Nelle frasi sopra vediamo la differenza tra il semplice possesso e il concetto di “avere con sé”, ma notiamo anche altre cose. La prima è la presenza di “imasu”, o meglio della forma “obbligatoria” in -te+imasu (obbligatoria perché altrimenti il senso del verbo cambia leggermente).

Il fatto è che il semplice verbo motsu significa “portare”. Boku ga mochimashou significa “lo porto io”, poiché motsu è in effetti un verbo che ha il senso generico di reggere e/o trasportare/muovere qualcosa; più che altro riguarda l’avere qualcosa con sé, in genere in mano oppure… be’, è un po’ complesso: uso aru o motsu/motte iru a seconda che indichi il possesso di qualcosa di astratto o concreto in un momento specifico o non specifico.

Possesso di un oggetto concreto in un momento specifico

In questo caso uso motsu/motte iru

ano hito ni wa nani ga arimasu ka
ano hito wa nani wo motte imasu ka
aifon ga arimasu yo
aifon wo motte imasu yo

Tuttavia quando chiedete a un negoziante se ha un certo prodotto potete farlo con arimasu (d’altronde gli state chiedendo se quel prodotto c’è, in negozio, non se lo ha con sé).

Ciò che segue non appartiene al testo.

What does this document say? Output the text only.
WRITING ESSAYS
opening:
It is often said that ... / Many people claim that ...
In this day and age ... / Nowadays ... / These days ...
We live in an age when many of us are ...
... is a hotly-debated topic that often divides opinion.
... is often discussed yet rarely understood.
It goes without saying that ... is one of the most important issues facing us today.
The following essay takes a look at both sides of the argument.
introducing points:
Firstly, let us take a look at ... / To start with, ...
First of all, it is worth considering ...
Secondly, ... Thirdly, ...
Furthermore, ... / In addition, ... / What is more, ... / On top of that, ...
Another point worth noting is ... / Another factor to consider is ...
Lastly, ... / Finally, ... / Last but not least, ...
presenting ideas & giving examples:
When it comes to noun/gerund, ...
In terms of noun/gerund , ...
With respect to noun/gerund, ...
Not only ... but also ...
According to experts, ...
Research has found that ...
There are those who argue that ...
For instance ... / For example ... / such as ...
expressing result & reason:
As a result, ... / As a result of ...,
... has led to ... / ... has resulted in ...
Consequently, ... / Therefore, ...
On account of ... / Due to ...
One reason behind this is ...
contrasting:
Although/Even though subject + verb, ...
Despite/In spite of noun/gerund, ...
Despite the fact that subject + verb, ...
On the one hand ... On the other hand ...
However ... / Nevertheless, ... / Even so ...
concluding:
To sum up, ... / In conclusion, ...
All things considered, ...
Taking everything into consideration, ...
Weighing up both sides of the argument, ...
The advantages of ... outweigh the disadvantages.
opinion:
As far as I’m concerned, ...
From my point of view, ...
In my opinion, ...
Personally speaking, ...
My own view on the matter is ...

Possesso di un oggetto astratto in un momento specifico

Uso invece aru/arimasu per il possesso di qualcosa di astratto in un momento specifico. Non posso usare motsu/motte iru in questi casi.

(僕は)今日は時間があります。
(boku wa)kyou wa jikan ga arimasu.
Oggi (io) ho del tempo (libero).

Possesso di un oggetto concreto o astratto in un momento non-specifico

In questi casi posso usare entrambi i verbi. In genere questo tipo di frasi “definiscono” la persona, la caratterizzano. Le frasi seguenti, ad esempio indicano che “Il Signor Yamada ha un sacco di soldi”, ma ciò nel contempo vuol dire che “è ricco”, no?

山田さんはお金がたくさんあります。
yamada-san wa okane ga takusan arimasu.

山田さんはお金をたくさん持っています。
yamada-san wa okane wo takusan motte imasu.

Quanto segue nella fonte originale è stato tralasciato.